From January 8-10, 2015, journalists, scholars, activists will participate in the regional seminar and assembly under the theme: “Strengthening Communication Rights of Migrants in Host Countries in the Caribbean – Strategies for Integration and Survival”.
Taking note of her previous investigative work and body of personal commentary on immigration issues in the Bahamas, WACC President Embert Charles formally invited Noelle to present issues concerning immigrant rights in the Bahamas.
“I am connected to a network of human rights activists and women’s rights activists in the region who know my work, so I was recommended to the WACC-Caribe committee,” said Ms Nicolls, whose contribution speaks to the reality of life for migrant workers of African descent and immigrants from the Caribbean, with a particular emphasis on those with Haitian ancestry.
“If we are going to speak about immigrant rights in the Bahamas I think we have to speak about the Haitian experience. And any conversation about strengthening communication rights for this group of migrants must begin with honest communication. There is just too much scapegoating and rhetorical dishonesty, and that is keeping us from effectively speaking to the problem much less tackling it,” said Ms Nicolls.
“So my contribution speaks to the deep-seated cultural attitudes among Bahamians that deny migrants not only communication rights but also the right to basic human dignities. I think this area needs to be researched seriously by cultural scholars.
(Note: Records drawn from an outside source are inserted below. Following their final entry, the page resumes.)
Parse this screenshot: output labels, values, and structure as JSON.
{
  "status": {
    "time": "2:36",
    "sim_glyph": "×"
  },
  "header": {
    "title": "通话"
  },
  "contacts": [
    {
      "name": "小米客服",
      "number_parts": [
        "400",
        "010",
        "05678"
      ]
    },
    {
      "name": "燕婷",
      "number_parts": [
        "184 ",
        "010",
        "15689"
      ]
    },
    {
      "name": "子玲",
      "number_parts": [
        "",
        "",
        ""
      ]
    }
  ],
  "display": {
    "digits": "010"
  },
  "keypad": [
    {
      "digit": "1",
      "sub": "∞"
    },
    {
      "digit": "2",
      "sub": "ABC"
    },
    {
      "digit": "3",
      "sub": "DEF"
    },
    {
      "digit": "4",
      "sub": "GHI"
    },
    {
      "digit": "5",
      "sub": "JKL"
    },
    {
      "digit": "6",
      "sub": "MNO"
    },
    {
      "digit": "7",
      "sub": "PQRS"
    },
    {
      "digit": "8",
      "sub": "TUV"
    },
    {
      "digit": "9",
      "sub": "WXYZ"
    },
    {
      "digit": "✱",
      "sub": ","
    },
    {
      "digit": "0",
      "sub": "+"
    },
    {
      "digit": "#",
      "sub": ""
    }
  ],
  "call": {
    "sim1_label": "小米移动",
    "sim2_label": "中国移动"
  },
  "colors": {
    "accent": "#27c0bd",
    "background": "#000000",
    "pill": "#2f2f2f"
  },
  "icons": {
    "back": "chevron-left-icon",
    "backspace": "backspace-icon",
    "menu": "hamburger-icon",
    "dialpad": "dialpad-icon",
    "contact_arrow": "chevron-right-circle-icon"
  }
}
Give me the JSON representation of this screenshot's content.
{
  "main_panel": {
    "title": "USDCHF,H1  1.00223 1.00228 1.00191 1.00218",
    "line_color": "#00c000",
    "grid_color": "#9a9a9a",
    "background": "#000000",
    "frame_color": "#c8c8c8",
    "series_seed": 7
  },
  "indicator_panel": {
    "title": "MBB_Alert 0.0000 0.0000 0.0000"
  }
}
From my work in the field as a journalist, I have seen how these cultural attitudes hinder any attempt to engender and protect immigrant rights.” she said.
The title of my presentation is: “The So-Called Haitian Problem: Our Big Lie and the Cultural Attitudes that Sustain it”.
“The society is so exacerbated by what it calls the Haitian Problem there is simply no appetite for even speaking about fostering immigrant rights. It is a very sad situation, because what we really have in the Bahamas is an identity problem; it has festered for so long it has become a cultural neurosis,” said Ms Nicolls.
“What we call the Haitian Problem, is in fact a Bahamian problem of having little regard or respect for immigrant rights. So in the spirit of honest communication I will attempt to unpack the Bahamian problem, and speak to the healing that needs to take place to transform our cultural attitudes. This will make way for a true effort to foster and expand immigrant rights in the Bahamas, and to build society that upholds principles of equity, peace, and justice with respect to all communities,” she said.
WACC is registered in Canada as a not-for-profit corporation and an incorporated charitable organization. The objectives of the seminar are to:
- Share information on the status of language and citizens rights migrant groups in the Caribbean region.
- Discuss programmes and projects, including those addressing gender-based violation of migrants, to be implemented at the regional levels through institutions such as the UWI (CARIMAC) and the CARICOM, Caribbean Broadcasting Union.
- Provide skills and competencies to regional media practitioners including WACC Caribe members on best practices in the reporting/coverage of migration issues, including attention to awareness of issues related to gender and the differently-abled.
- To discuss approaches to the measurement of communications rights n the Caribbean multi-language context
- To develop guidelines for the treatment of information about migrant communities.
- To produce a digital interactive report on the issues related to migration and communications rights in the Caribbean region.